The Bosstown groups have an overly psychedelic sound to them. All the psychedelic bells and whistles show up on these groups LPs. There is an abundance of slowed down voices, vibes, chimes, backwards taped instrumentation, and lyrics about "sounds," "bright colors," "pretty flowers" and "beautiful girls with hypnotic eyes." However, before we say that Mike Curb was right about these groups, it should be pointed out that one thing that hurt them among the underground press was that many songs have a negative view of the drug culture, such as Beacon Street Union's "Speed Kills."

On a whole, the Bosstown groups were more mellow. They were sort of a mix of "sunshine pop" and smooth jazz rather than bluesy like the British and West Coast acts. Not real heavy, but kind of light.

So what happened to the people of the Bosstown Sound. Many of the musicians continued performing various other acts. Of the acts from the Bosstown boom years, there are three names you would recognize. Ultimate Spinach produced future Steely Dan and Doobie Brothers guitarist Jeff "Skunk" Baxter. A group called The Chain Reaction only recorded one single, but that group featured future Aerosmith lead singer/ American Idol judge Steven Tyler. The most surprising future star in a Bosstown band was the drummer of Chamelon Church. He would leave music for comedy and make people laugh on TV's Saturday Night Live's Weekend Update anchor and on the big screen as hapless father figure Clark Griswold. Yes, the drummer of Chameleon Church was Chevy Chase.

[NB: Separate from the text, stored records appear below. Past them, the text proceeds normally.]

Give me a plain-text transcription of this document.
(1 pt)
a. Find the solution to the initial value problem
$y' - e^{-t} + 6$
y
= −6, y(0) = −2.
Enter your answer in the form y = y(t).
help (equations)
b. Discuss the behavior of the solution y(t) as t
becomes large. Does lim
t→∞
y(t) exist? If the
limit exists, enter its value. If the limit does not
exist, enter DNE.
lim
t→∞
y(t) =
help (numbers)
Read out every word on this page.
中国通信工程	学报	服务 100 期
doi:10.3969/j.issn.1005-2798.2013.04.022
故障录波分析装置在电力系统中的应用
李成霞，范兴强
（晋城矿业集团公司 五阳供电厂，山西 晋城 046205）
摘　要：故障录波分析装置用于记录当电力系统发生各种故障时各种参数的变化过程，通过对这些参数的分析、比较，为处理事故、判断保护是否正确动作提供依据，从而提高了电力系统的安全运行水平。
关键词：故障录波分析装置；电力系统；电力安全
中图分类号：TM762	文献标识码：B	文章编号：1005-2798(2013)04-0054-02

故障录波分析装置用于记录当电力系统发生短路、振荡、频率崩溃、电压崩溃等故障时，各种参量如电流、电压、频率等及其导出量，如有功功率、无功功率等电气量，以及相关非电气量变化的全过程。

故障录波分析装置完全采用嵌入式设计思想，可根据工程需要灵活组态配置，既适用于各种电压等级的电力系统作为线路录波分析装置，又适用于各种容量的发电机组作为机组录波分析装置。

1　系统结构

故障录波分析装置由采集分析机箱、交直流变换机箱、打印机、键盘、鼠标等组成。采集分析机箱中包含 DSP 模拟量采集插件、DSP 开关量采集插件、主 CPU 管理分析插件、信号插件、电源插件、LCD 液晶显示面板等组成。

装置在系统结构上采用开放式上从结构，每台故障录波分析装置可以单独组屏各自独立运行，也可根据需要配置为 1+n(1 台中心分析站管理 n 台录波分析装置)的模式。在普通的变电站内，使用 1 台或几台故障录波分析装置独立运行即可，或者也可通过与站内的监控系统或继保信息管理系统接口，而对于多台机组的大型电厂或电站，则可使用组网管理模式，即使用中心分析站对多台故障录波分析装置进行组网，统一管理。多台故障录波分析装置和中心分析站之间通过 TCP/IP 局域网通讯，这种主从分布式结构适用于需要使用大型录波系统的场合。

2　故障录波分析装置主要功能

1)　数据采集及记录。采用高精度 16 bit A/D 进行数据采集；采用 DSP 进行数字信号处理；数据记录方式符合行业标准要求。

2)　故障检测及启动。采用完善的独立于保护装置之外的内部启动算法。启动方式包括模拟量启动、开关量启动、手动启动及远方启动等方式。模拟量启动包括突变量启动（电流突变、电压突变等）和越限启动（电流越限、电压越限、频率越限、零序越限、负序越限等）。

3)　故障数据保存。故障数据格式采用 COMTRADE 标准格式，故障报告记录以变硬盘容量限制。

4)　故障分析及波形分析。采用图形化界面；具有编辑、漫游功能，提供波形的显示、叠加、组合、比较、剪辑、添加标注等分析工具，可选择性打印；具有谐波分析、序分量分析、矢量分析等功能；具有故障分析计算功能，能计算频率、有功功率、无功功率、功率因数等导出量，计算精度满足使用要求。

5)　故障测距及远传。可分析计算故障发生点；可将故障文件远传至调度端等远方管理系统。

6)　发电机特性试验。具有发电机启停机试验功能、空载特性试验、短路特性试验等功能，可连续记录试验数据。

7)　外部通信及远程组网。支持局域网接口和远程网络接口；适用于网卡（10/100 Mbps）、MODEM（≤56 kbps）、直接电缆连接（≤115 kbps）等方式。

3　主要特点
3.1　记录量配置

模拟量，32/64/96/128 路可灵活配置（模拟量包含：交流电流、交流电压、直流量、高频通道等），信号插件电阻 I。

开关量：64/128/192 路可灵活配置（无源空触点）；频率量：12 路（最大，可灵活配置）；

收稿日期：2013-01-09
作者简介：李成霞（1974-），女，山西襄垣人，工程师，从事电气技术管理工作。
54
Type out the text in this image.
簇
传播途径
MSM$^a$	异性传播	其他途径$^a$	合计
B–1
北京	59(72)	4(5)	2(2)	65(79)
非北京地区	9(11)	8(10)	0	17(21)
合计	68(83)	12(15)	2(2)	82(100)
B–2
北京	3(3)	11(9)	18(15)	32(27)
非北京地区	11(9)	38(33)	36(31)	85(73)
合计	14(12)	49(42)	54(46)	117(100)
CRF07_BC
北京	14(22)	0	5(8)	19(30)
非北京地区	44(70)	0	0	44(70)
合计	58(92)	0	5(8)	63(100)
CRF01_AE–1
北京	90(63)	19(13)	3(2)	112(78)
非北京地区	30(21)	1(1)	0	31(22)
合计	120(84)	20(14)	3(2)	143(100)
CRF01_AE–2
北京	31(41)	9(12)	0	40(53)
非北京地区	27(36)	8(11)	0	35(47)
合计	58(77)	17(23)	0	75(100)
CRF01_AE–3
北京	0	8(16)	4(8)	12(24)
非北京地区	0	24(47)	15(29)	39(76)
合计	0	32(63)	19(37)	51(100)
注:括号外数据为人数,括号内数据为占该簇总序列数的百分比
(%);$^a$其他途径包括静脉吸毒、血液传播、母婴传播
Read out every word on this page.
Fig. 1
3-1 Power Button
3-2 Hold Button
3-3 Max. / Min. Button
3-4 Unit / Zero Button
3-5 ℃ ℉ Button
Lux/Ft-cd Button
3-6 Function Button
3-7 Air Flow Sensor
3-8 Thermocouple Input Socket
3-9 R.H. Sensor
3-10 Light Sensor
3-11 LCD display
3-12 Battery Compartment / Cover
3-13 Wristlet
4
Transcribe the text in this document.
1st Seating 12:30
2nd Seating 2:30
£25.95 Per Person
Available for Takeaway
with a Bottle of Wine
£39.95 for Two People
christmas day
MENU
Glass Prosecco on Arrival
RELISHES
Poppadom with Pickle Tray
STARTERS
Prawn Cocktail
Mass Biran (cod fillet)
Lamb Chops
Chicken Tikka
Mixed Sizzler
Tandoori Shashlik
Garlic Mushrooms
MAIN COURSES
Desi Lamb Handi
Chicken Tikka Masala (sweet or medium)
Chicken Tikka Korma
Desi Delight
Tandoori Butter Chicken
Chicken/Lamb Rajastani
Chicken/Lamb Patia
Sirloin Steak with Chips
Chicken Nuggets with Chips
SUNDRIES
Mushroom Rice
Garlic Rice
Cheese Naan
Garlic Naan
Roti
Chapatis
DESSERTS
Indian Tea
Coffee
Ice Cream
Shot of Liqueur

Here is a short list of Bosstown Sound tacks:
  • "The Clown Died In Marvin Gardens" Beacon Street Union
  • "Mind Flowers" Ultimate Spinach
  • "Seven Starry Skies (Mystic Magic Oceans)" The Lost
  • "When I Needed You" The Chain Reaction
  • "Images" The Freeborne
  • "I've Never Seen Love Like This" Orpheus
  • "The Red Sox Are Winning" The Earth Opera
  • "My Island" The Fabulous Farquar
  • "Another Day" Phluph (I'm sure that is pronounced Fluff)
  • "Can't You See" The Tangerine Zoo
  • "Goodbye Girl" Eden's Children
  • "Silver Children" Front Page Review
  • "Camillia Is Changing" Chameleon Church
While the Bosstown Sound may be considered a failure, it did paved the way for successful acts from Boston in the 70s such as Aerosmith, Johnathan Richman and Modern Lovers, The Cars, J. Gelies Band and, of course, Boston.